After the umbilical cord stump has dried up, fallen off, and healed completely, you are free to bathe your newborn for the first time! It is best to use the sink or a baby bathtub instead of the regular tub. Our Whale Bubble Bath Inflatable Bath Tub™ is great for littles who can sit. The soft and supportive whale tub turns into a splish-splash ball pit, with 10 floating balls and a jingling tail. It deflates and folds easily, making it perfect for home or travel.
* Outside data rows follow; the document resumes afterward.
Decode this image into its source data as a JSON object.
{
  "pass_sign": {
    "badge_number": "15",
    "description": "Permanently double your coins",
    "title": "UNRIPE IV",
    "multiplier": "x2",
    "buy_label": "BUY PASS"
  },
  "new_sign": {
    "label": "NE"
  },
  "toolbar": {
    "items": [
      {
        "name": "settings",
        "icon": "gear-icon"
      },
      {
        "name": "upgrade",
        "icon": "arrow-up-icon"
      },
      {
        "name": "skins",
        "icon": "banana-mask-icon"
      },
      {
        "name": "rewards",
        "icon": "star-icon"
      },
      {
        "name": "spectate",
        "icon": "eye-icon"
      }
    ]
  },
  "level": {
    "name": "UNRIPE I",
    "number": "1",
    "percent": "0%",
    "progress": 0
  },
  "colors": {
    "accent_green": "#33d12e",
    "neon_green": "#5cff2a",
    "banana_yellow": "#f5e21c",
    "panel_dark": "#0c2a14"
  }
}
To prepare for bathtime, gather all of your bath supplies so that they are within arms reach while you are bathing your baby. When baby gets older, you will want to have baby bath toys for your little one, too! Sensory Pals™ are fun for bath time, with fun, sensory textures to explore. For now, you will want to have mild soap, a washcloth, and a plastic cup on hand. Also, it is helpful to lay out a towel, a diaper, and a fresh change of clothes.

Bathing Your Newborn

To get started, fill the baby bathtub or sink with just a couple of inches of warm water. Next, bring your baby to the bath area and undress them completely. Slowly place your baby in the bath, feet first, while supporting their head and neck above the water.

Remember to never, ever leave your newborn unattended in the bath - not even for a split second! You can use the plastic cup to pour warm water over the portion of their body that is not fully immersed in water, in order to prevent your baby from getting too cold during the bath.

Use your hand or the washcloth with a tiny amount of mild soap to gently wash your baby’s body. Ensure that their head and neck remain fully supported throughout the duration of the bath. After their whole body has been washed, use the plastic cup to gently rinse off the soap, and wipe your baby down with a clean washcloth.

Finally, slowly lift your baby out of the bath. Make sure to use an abundance of caution, as babies can be very slippery when wet! Wrap your newborn in a towel, and pat to dry. Your baby’s skin may still be peeling from birth, so you can also use a mild lotion before getting them dressed.

The Swaddled Bath

It is important to know that while some babies love bathtime from day one, others may not. It is okay if your baby cries during their first bath, especially because bathing newborns can be done in only a matter of minutes. However, one way to make bath time more enjoyable for the both of you is to give your baby a “Swaddled Developmental Bath.” This is a method that many NICU nurses utilize. It mimics the feeling of being in the womb, which is very soothing for newborns.

During bathtime, babies can be wrapped with a swaddling blanket or a soft cloth in a flexed position, before being placed in the warm bath water. You can bathe your baby using this method by unwrapping a small portion of their body, washing and rinsing it, and then re-wrapping. Your newborn stays swaddled and secured throughout the duration of the bath.

This method is very calming and relaxing for newborns - so much so, that some babies even fall asleep!

No matter what method you use, we hope that your baby’s first bath is both memorable and enjoyable!